Les basques étaient pour la plupart issus de milieu modeste, rural, lié à la terre ou à la pêche. Leur environnement magnifique mais rude leur avait forgé un caractère bien trempé. Il pouvait s'avérer difficile de se lier d'amitié avec eux car ils pouvaient se montrer froid, distant au premier abord. Mais une fois la première impression de méfiance passée, ils devenaient des amis généreux, sincères, sur lesquels on pouvait compter à vie.
Cela me fit du bien de revenir chez moi. J'avais des souvenirs partout ici, avec mon père, mon frère, mes amis. Je me rappelais des courses en VTT, qui avaient été remplacés par des motos ensuite dans les bois et sur les petits sentiers, des jeux d'adresse au lance-pierre derrière la maison avec Tristan, de mon premier baiser avec la douce Alice derrière le fronton, de mon dépucelage dans la caravane qui trainait sous l'abri.
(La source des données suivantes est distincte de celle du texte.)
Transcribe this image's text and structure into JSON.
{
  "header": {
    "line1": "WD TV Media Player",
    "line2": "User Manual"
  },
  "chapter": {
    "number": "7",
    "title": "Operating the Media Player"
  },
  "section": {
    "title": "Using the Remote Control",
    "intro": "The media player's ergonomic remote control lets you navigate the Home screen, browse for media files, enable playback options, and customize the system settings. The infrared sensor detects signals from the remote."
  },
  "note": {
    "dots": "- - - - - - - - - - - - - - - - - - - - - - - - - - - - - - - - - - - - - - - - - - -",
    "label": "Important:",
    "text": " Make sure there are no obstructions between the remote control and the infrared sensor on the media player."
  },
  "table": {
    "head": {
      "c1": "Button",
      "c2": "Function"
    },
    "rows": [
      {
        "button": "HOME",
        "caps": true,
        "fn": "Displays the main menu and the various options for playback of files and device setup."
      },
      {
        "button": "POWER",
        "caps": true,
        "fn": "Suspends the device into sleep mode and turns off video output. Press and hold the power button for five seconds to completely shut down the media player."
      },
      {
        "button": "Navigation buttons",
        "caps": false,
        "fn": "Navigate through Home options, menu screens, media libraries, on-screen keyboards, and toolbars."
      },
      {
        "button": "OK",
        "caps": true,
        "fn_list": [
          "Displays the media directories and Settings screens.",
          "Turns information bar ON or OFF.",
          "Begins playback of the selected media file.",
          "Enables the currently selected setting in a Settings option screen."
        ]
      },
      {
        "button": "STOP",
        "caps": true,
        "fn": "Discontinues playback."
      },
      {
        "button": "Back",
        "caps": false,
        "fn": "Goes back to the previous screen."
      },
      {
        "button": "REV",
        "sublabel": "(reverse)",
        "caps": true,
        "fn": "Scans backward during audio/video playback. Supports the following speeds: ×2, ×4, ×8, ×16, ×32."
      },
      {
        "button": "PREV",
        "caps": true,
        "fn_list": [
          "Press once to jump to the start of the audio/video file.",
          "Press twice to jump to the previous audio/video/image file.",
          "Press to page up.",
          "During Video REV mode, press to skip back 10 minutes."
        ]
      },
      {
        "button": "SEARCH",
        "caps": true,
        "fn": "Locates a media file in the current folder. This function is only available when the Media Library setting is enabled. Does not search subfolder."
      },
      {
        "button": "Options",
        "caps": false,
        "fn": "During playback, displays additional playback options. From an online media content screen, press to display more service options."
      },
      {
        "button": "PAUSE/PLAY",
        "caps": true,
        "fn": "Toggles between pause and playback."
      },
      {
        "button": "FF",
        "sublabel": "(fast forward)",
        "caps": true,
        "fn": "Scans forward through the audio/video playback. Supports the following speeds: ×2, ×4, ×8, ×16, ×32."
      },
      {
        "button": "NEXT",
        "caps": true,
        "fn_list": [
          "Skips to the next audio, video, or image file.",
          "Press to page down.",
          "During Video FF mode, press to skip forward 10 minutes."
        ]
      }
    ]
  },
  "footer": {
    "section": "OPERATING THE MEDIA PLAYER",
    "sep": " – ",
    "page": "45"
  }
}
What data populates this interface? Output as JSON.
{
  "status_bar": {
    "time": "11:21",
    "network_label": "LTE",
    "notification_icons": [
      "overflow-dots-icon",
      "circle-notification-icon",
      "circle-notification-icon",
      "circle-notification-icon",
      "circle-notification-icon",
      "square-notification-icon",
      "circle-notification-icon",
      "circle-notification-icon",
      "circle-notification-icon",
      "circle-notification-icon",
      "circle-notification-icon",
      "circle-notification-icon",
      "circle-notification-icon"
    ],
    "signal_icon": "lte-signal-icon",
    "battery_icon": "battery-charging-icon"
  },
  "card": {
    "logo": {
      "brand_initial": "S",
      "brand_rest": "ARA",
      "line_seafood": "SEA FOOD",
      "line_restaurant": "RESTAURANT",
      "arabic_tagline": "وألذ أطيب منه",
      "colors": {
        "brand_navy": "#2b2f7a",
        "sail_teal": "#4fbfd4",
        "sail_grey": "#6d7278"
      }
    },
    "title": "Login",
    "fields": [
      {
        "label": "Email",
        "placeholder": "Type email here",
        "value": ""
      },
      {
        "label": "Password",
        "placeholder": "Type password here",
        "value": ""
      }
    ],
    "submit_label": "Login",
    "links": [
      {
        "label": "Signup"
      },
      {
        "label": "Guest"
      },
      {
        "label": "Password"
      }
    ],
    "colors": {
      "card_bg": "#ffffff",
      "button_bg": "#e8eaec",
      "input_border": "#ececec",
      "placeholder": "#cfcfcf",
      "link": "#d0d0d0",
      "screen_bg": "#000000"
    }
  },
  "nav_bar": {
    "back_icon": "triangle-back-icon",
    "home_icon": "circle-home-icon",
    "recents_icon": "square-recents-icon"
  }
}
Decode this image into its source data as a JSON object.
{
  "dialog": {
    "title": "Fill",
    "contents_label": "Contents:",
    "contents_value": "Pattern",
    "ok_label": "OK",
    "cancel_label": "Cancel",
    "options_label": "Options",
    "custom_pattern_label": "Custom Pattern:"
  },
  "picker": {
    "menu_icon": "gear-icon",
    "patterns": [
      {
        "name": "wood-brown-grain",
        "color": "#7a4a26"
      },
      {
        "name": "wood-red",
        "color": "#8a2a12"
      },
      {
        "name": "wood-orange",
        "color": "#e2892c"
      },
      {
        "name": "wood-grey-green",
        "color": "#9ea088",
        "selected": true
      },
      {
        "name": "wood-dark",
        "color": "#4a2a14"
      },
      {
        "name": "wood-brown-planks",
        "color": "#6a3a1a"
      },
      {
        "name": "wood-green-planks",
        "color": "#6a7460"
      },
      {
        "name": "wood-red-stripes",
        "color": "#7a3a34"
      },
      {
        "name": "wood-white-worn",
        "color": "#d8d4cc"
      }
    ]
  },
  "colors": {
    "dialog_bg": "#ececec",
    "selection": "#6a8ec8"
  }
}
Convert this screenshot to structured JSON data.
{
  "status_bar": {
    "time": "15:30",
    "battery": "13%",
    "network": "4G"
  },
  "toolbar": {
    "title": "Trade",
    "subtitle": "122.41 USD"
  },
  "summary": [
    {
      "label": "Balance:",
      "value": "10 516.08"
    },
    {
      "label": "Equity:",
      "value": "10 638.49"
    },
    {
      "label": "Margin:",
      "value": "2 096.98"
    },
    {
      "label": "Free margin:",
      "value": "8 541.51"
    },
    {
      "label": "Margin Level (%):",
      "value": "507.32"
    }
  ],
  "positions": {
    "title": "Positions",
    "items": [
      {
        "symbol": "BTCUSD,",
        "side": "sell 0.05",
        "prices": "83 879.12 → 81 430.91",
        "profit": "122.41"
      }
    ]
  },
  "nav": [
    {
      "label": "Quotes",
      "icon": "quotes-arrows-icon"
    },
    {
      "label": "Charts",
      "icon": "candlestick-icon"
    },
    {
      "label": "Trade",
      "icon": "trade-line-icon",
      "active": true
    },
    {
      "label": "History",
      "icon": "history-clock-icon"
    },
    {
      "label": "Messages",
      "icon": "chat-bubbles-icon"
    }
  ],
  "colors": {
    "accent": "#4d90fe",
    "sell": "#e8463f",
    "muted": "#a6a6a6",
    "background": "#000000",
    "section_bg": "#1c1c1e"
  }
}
Tout cela me rendit un peu nostalgique. J'avais eu une enfance préservée, heureuse ici. J'aimais ce petit village, j'aimais la maison familiale aux murs blancs et aux colombages rouges typique des maisons d'ici.
Mais je ne pourrais plus jamais vivre ici, cette maison me semblait remplie du fantôme de mon père. Je le revoyais, toujours à bricoler au fond du garage, à fabriquer des meubles en sifflotant, m'apprenant à me servir des différents outils. Ces souvenirs si précieux me renvoyaient au vide de son absence, et je ne le supportais toujours pas.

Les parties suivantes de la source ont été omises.